What It's Really Like Living With Polycystic Ovary Syndrome

Despite 1 in 10 women living with Polycystic Ovary Syndrome (PCOS), it is still widely unknown, undiagnosed and in turn left untreated. Thankfully, conversations about PCOS are becoming more common and there's a growing understanding of the signs and symptoms, which is key to awareness and earlier diagnosis.

We spoke to Kelly and Matilda, friends of Youswim, who told us honestly about their difficult diagnosis, coming to terms with their condition and the solace they find in knowing they're not alone.

Matilda (left) wears the Aplomb One-Piece in Fern, Kelly (right) wears the Verve High Waist in Ink

For a condition affecting so many, it’s quite disappointing that there’s still a lack of awareness and understanding of Polycystic Ovary Syndrome (PCOS). Tell us about your experience of being diagnosed.  

Kelly: I started missing my periods when I was 28 years old, so I went to the doctor, and it took ages for them to diagnose it. At first, they did a blood test to check my hormone levels, and then eventually, I had an internal ultrasound and I had to wait about six weeks to be finally diagnosed with it.

By the six-week mark, my periods had gone back to normal and I had no other symptoms. When they finally did call me to tell me that I had it, they told me to be more healthy, insinuating that I wasn’t being healthy and that it was my fault that my symptoms were worse.

Throughout the whole process, it felt like there was an undertone of judgement which was quite difficult to hear, and it just really feels like there’s not much research on women's health, and that’s why their diagnosis and help were so vague.

Matilda: Likewise, it took ages for them to say what it was. It was the classic ‘oh, it’s probably a UTI; have you done STI tests’ etc. I had always had irregular periods anyway, and I thought that was what ‘normal’ looked like for me. I finally got diagnosed because I had terrible abdomen pain one day, and I called my mum, who made me go to the doctor, where I was sent for a scan.

Finally, weeks later, the doctor said, "Oh yeah, you do have cysts in your ovaries which can lead to infertility, but you don’t need to worry about that now”. The flippant remarks about infertility were most shocking for me because I’m baby-mad. The thought of having trouble conceiving was terrifying, especially finding out about this in my early 20s.

Once I was diagnosed, I had blood tests every six months to check on my hormones and was told that it’s all about managing your symptoms as they come, which they said they could help with making your periods more regular, helping you manage your weight, but there’s no actual cure.

The lack of awareness around this condition means that most people don’t know what to look for. Could you tell us what symptoms you’ve felt and any specific things you’ve found to alleviate some of them if any?

Kelly: I started growing more hairs on my chin, which I initially thought was just a part of ageing, I didn’t even think it could be PCOS, and then I missed my period for about two months and felt more bloated than was normal for me. Since diagnosis, no one has told me how to manage my symptoms specifically.
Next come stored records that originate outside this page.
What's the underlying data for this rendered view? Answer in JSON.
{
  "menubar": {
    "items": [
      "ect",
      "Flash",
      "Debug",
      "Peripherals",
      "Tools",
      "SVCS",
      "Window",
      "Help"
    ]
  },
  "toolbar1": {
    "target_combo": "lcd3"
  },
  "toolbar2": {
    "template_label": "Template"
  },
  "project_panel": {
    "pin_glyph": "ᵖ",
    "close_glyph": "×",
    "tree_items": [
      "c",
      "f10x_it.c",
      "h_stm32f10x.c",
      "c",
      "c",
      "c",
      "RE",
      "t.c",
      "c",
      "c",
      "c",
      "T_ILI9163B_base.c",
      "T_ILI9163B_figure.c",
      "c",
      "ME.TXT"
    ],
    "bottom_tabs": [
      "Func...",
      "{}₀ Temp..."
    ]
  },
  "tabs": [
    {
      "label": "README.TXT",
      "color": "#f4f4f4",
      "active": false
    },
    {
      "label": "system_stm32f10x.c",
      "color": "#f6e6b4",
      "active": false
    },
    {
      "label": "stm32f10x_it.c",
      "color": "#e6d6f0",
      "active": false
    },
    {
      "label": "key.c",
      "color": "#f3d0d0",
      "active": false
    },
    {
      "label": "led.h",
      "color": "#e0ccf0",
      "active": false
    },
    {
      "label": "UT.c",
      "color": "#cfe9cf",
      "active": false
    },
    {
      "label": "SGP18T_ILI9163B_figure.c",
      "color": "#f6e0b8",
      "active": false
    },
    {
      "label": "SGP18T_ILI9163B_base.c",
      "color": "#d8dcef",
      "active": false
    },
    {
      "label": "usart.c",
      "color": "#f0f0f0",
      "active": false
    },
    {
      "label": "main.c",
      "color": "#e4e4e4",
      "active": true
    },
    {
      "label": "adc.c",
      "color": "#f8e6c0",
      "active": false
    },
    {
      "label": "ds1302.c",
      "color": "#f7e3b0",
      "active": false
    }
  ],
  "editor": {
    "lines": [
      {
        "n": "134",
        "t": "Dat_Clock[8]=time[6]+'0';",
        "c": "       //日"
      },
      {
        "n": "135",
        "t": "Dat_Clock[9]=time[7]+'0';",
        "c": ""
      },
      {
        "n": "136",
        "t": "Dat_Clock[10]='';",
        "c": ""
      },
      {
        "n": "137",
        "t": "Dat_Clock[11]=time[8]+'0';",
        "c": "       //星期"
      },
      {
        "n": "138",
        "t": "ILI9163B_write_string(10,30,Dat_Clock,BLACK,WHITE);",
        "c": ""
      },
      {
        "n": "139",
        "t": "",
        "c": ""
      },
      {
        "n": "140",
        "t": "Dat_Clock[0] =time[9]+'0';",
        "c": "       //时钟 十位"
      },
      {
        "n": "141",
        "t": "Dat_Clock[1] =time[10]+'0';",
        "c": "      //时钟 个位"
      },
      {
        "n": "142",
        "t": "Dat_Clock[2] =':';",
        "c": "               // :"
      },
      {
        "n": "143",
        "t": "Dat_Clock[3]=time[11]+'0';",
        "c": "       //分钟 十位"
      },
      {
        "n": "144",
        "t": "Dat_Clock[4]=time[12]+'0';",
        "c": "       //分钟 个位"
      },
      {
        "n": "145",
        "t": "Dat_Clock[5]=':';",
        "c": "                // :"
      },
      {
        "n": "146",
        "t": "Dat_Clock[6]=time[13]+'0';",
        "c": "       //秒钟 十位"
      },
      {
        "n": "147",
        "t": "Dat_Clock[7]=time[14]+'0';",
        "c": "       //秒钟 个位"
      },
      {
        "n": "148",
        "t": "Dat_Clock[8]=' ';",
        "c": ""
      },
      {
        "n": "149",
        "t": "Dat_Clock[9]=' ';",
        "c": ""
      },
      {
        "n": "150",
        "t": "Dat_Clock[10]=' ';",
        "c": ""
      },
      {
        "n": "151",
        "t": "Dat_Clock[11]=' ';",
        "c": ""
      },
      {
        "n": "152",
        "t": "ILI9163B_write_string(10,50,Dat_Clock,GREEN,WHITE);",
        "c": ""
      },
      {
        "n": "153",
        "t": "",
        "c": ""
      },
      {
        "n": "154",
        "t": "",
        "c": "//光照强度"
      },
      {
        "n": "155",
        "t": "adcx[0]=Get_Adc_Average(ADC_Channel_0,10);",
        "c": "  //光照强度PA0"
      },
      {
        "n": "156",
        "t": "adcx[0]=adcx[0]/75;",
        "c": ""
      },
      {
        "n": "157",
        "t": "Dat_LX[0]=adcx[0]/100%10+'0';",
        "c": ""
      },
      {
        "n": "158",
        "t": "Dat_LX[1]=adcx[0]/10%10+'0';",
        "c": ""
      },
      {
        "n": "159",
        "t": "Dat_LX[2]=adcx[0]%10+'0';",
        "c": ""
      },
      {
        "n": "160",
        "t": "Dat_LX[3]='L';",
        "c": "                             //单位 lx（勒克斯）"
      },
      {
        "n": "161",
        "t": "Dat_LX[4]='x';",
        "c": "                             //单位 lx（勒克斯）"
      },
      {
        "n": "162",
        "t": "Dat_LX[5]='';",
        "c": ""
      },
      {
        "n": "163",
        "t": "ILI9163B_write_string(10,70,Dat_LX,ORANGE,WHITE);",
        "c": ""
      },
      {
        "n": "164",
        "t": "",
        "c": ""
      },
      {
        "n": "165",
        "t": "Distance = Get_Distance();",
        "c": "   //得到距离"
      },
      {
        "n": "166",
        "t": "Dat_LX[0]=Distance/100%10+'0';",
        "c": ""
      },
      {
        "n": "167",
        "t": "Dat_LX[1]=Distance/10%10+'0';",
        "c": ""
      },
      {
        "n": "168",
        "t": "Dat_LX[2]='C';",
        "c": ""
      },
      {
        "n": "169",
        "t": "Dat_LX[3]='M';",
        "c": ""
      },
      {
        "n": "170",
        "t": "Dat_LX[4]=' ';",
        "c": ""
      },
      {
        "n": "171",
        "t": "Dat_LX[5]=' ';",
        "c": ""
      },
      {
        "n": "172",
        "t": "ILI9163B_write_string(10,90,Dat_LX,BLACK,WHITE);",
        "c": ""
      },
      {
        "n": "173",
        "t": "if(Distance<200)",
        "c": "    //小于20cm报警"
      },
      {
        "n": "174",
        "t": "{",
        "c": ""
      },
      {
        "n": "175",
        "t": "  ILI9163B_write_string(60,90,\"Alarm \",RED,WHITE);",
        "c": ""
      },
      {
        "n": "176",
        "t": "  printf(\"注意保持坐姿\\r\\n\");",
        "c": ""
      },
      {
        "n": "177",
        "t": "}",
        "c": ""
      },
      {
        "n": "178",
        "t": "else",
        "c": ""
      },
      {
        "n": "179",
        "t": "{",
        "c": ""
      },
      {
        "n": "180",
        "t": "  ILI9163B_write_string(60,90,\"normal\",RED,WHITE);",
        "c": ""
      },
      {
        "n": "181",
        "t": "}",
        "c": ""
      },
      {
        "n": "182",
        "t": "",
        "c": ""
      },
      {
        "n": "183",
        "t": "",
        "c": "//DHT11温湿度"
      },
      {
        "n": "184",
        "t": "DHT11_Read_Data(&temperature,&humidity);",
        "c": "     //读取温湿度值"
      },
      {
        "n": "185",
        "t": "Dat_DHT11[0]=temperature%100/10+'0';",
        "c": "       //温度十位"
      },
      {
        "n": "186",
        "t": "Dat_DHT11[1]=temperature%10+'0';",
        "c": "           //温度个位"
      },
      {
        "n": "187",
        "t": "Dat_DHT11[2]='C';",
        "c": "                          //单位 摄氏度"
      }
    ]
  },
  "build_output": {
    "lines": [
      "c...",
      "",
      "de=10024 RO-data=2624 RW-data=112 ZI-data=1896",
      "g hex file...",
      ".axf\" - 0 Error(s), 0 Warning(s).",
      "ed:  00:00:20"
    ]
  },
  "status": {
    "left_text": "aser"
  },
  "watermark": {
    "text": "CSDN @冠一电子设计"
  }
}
I was told to eat healthily and exercise, which I have been doing, and I have definitely noticed a difference.

Matilda: My symptoms are like regular period symptoms but exacerbated, alongside missing my periods. I’ll also have the odd hair, and my mood swings have worsened, which doesn’t help my anxiety. My advice would be to notice any changes in your body and don’t be embarrassed to mention them to your doctor. Check your discharge and keep track of any additional hair growth or pains you might experience. I would also say that so far, it has been okay, so try not to worry.

The symptoms are very physical. Has it affected your relationship with your body, and if so, how?

Matilda: Definitely. It’s pretty tough when the bloating and swelling causes your clothes not to fit correctly. Sometimes I find myself feeling angry towards my body for that. But I think getting older, as clichéd as it sounds, is making me accept my body more. Or at least it’s making me try harder to accept it, but it’s still a big struggle, especially when I get random shooting pains in my abdomen or any of the other lovely PCOS symptoms.

Kelly: I am more conscious now that if I eat unhealthy things and don’t exercise regularly, then my symptoms will worsen. I also remember when I first missed my period for 2-3 months, I really longed for it. I actually wanted to feel the soft aching I was so used to every month. So I guess I also have a greater appreciation for my body now.

It shows that PCOS is much more common than you think, seeing that two close friends have been diagnosed with it. Does it make it easier to know you have each other to talk about it, and do you have any advice for someone experiencing it alone?

Matilda: It is nice to know that someone close to me has it because we can talk about the nitty gritty bits of it that you might not want to talk about with people that don’t experience those things.

Kelly: Yeah, it definitely does help, and I’ve found it comforting knowing that my friend from uni has had children, and it doesn’t necessarily mean that you will be infertile. It’s also comforting that the more people you know that have it, the less scary and serious it seems. If you feel alone, you could open up that conversation with your friends because it’s highly likely that someone you know will have it, as it affects so many people.